Arkansas Democrat-Gazette

Unknown hero

The greatest unheard-of educator

- ROBERT MARANTO Robert Maranto is the 21st Century Chair in the Department of Education Reform at the University of Arkansas. These views are his alone.

SPECIAL TO THE DEMOCRAT-GAZETTE In a conflict situation, all sides usually have legitimate concerns. —Marcus Foster, Making Schools Work

As Jonathan Zimmerman details in his magisteria­l “Whose America? Culture Wars in the Public Schools,” teaching history has always been partly political, with marginal figures like (German American) Molly Pitcher or (African American) Crispus Attucks added or subtracted based on political fashions or alignments.

Yet taken too far, history by politics buries our best stories and erases our greatest heroes.

That’s why you’ve never heard of Marcus Foster, the first Black big-city school superinten­dent and one of the greatest educators in U.S. history. In a life cut short by assassins, Foster secured better schooling for thousands of students. Yet his politics are out of fashion, so his story goes untold.

I became a Foster fan back in 2018, talking with my co-author Craig Frisby. As it happened,

Craig’s dad was Foster’s college roommate (Cheyney, class of 1947). Craig assured me that while many leaders talk big, Foster delivered. My friend David Hardy, who founded Boys Latin of Philadelph­ia, a great public school in a tough neighborho­od, also knew and respected Foster.

So who was Marcus Foster? Foster’s family was part of the early 20th century Great Migration of southern Blacks to northern cities offering opportunit­ies. Though neither whites nor Black “Old Philadelph­ians” (O.P.s) respected newcomers like Foster, he excelled both in his integrated high school and at historical­ly Black Cheyney University, where Foster came to lead every student organizati­on he joined.

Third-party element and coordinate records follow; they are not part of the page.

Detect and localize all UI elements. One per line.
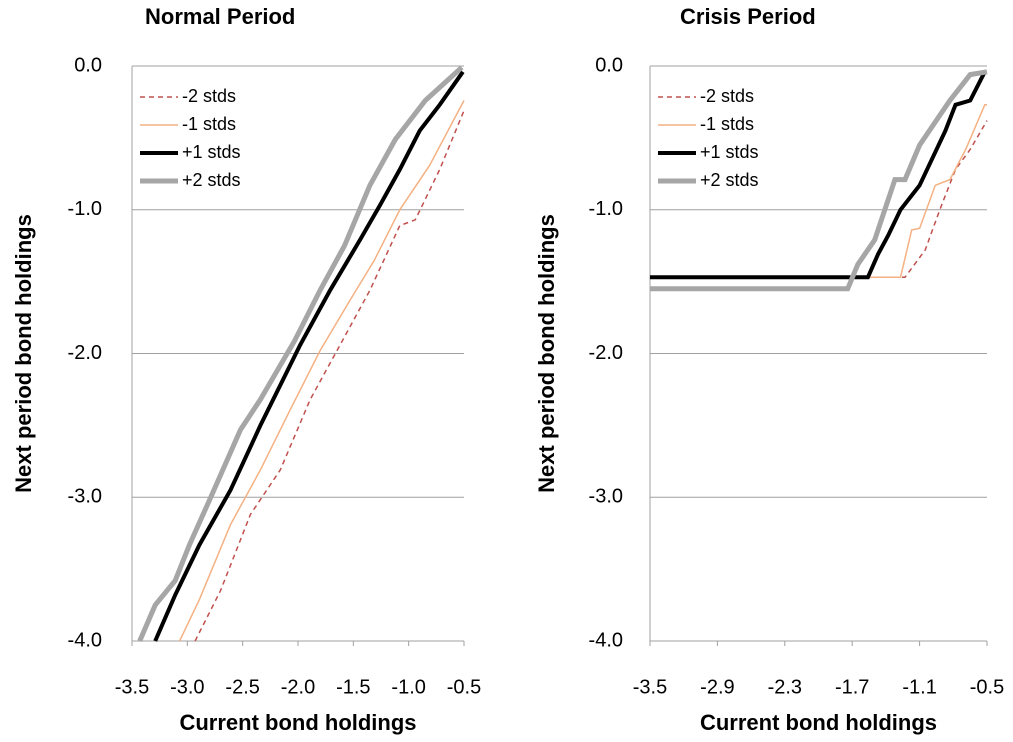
series-line	[153, 70, 465, 642]
y-tick-label: -3.0	[68, 486, 102, 508]
y-tick-label: -2.0	[589, 342, 623, 364]
x-axis-label: Current bond holdings	[179, 710, 416, 735]
legend-label: -1 stds	[182, 114, 236, 134]
y-axis-label: Next period bond holdings	[534, 214, 559, 493]
series-line	[650, 69, 988, 292]
x-axis-label: Current bond holdings	[700, 710, 937, 735]
series-line	[194, 110, 465, 642]
legend-label: +1 stds	[182, 142, 241, 162]
series-line	[137, 65, 464, 642]
legend-label: +2 stds	[700, 170, 759, 190]
x-tick-label: -2.3	[768, 676, 802, 698]
x-tick-label: -3.5	[633, 676, 667, 698]
x-tick-label: -1.5	[336, 676, 370, 698]
y-tick-label: -4.0	[589, 629, 623, 651]
x-tick-label: -3.0	[170, 676, 204, 698]
x-tick-label: -1.0	[391, 676, 425, 698]
y-tick-label: -2.0	[68, 342, 102, 364]
y-tick-label: 0.0	[74, 54, 102, 76]
y-tick-label: -3.0	[589, 486, 623, 508]
series-line	[650, 70, 987, 280]
legend-label: +1 stds	[700, 142, 759, 162]
x-tick-label: -2.0	[281, 676, 315, 698]
x-tick-label: -2.5	[225, 676, 259, 698]
chart-title: Normal Period	[145, 4, 295, 29]
x-tick-label: -2.9	[700, 676, 734, 698]
legend-label: +2 stds	[182, 170, 241, 190]
y-tick-label: -1.0	[589, 198, 623, 220]
x-tick-label: -0.5	[970, 676, 1004, 698]
series-line	[650, 120, 988, 279]
series-line	[650, 104, 987, 279]
y-tick-label: 0.0	[595, 54, 623, 76]
x-tick-label: -1.7	[835, 676, 869, 698]
x-tick-label: -1.1	[902, 676, 936, 698]
chart-title: Crisis Period	[680, 4, 816, 29]
y-tick-label: -4.0	[68, 629, 102, 651]
legend-label: -2 stds	[700, 86, 754, 106]
legend-label: -2 stds	[182, 86, 236, 106]
y-tick-label: -1.0	[68, 198, 102, 220]
x-tick-label: -0.5	[447, 676, 481, 698]
x-tick-label: -3.5	[115, 676, 149, 698]
y-axis-label: Next period bond holdings	[11, 214, 36, 493]
legend-label: -1 stds	[700, 114, 754, 134]
series-line	[178, 100, 465, 642]
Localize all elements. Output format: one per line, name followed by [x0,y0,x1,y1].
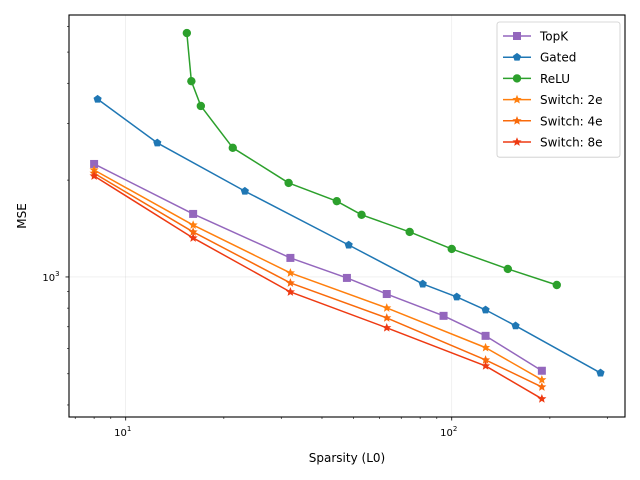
data-point [188,233,198,242]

As a teacher, Foster refused orders to use corporal punishment, instead relying on charisma and dialogue to keep kids in line. As an elementary school principal Foster convinced Old Philadelph­ian teachers to see the academic potential in southern Black students. As John P. Spencer wrote in the only book on Foster, the riveting “In the Crossfire: Marcus Foster and the Troubled History of American School Reform,” years before Head Start, Foster produced a guide showing parents how to be their child’s first teacher.

“Promoted” to leading Catto Disciplina­ry School for students expelled elsewhere, Foster improved order and academics so much that parents requested assignment to the reform school. Foster’s greatest hit came in turning around Simon Gratz, the city’s worst comprehens­ive high school, where locals had long scoffed, “Gratz is for rats.” David Hardy knew numerous Gratz graduates who Foster inspired to become educators.

This success attracted notice. In 1970, racially divided Oakland hired Foster to lead its 70,000-student school system. There, Foster built a cross-racial, bipartisan coalition to improve academics. Though he was liberal, the conservati­ve Nixon White House approached Foster to serve as U.S. Commission­er of Education. Likewise, Philadelph­ia mayor Frank Rizzo asked Foster to return to run Philly schools. Though they had clashed in the past, the rightist Rizzo respected Foster’s integrity and academic focus.

Foster stayed in Oakland, cutting absenteeis­m, raising test scores, winning the first tax increase to support schools in years, and developing a security plan in cooperatio­n with police to make schools safe.

Tragically, that partnershi­p led the Marxist Symbionese Liberation Army (SLA) to condemn Foster to death as the “Black Judas in Oakland.” While leaving a school board meeting, the superinten­dent fell in a hail of cyanide-filled bullets. Foster was 50 years old.

Assassinat­ing Foster proved such a “public relations mistake,” as one member admitted, that SLA members kidnapped heiress Patty Hearst to rebrand themselves as modern-day Robin Hoods. It worked.

Marcus Foster was no conservati­ve. He taught Black history back when it was controvers­ial, fought to win Black educators the same chance for promotion as whites, and insisted that high-poverty schools need more resources to achieve the same success.

Yet today’s left might have even more trouble honoring Foster, a religious Christian who backed cross-racial partnershi­ps, imposed common academic standards rather than different standards for different groups, and was killed for insisting that learning requires order. These are views that critical race theorists deride.

I end with a call for action. If any Congress members are reading this, please sponsor a Marcus Foster postage stamp, or even a coin (the Foster quarter?). For educators, consider a Marcus Foster lesson. (I’ll help for free.) Education professors might assign Foster’s book, “Making Schools Work,” or Spencer’s “In the Crossfire.” Filmmakers, make a Marcus Foster biopic. The screenplay practicall­y writes itself.

We need Marcus Foster’s heroic story, now more than ever.